Photo by Jesson Mata
Founded by Doug Fullington in 1993, the Tudor Choir is a Seattle-based vocal chamber ensemble that has been hailed as “a superb choir” (Gramophone), as well as “a choir to watch” (Fanfare). The Tudor Choir specializes in Renaissance polyphony and also has been acclaimed for its performances of early American and contemporary music. The choir has performed extensively throughout the Pacific Northwest, including concert appearances in Vancouver, British Columbia, and Portland, Oregon, and has made guest appearances with the Mark Morris Dance Group, Pacific Northwest Ballet, Seattle Baroque Orchestra, Seattle Symphony, and Early Music Guild of Seattle. The choir made its East Coast debut in December 2012, performing at the Kennedy Center in Washington, DC and in Pennsylvania. The Tudor Choir has made numerous recordings for the Loft, Gothic, and Scribe labels and recently has recorded music by Nico Muhly and Seattle-based composer Jeff Junkinsmith.
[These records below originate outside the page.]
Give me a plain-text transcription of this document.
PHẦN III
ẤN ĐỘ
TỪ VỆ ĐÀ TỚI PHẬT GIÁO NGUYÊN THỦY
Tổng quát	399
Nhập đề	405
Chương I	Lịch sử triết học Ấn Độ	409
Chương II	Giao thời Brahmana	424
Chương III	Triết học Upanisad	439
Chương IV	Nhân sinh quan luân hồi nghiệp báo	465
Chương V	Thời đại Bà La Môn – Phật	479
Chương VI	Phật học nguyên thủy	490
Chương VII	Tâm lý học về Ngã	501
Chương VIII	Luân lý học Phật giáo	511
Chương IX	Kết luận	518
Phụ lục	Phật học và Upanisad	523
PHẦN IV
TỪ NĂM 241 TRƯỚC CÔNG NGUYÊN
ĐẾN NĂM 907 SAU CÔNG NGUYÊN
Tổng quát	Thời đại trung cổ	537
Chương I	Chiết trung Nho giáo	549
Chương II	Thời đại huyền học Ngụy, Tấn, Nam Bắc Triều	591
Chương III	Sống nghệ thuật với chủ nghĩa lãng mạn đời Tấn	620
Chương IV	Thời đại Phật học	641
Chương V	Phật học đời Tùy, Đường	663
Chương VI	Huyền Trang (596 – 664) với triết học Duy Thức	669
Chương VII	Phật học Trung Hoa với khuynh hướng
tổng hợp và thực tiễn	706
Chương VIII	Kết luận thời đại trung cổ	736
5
Doug Fullington is a conductor, singer and dance historian. He founded the Tudor Choir in 1993 and is a specialist in Tudor-era and early American vocal music. As a countertenor, he performed with The Tallis Scholars, the Tudor Choir, and Byrd Ensemble. As a dance historian, his writings on 19th-century ballet and the notation system of Vladimir Stepanov have been published by Oxford University Press and in Ballet Alert!, Ballet Review, Dance View, and Dancing Times. He has contributed dances revived from source material for the Bolshoi Ballet, Bavarian State Ballet, Pacific Northwest Ballet, and Pacific Northwest Ballet School. Doug has taught on the faculty at the University of Washington School of Music, and he has been a frequent presenter and moderator for the Guggenheim Museum’s Works and Process series. Doug currently is Assistant to Peter Boal and Audience Education Manager at Pacific Northwest Ballet in Seattle. He is editing the first critical edition of the ballet Giselle for Barenreiter and writing a book for Oxford University Press about using nineteenth-century ballet source material, both with his colleague Marian Smith.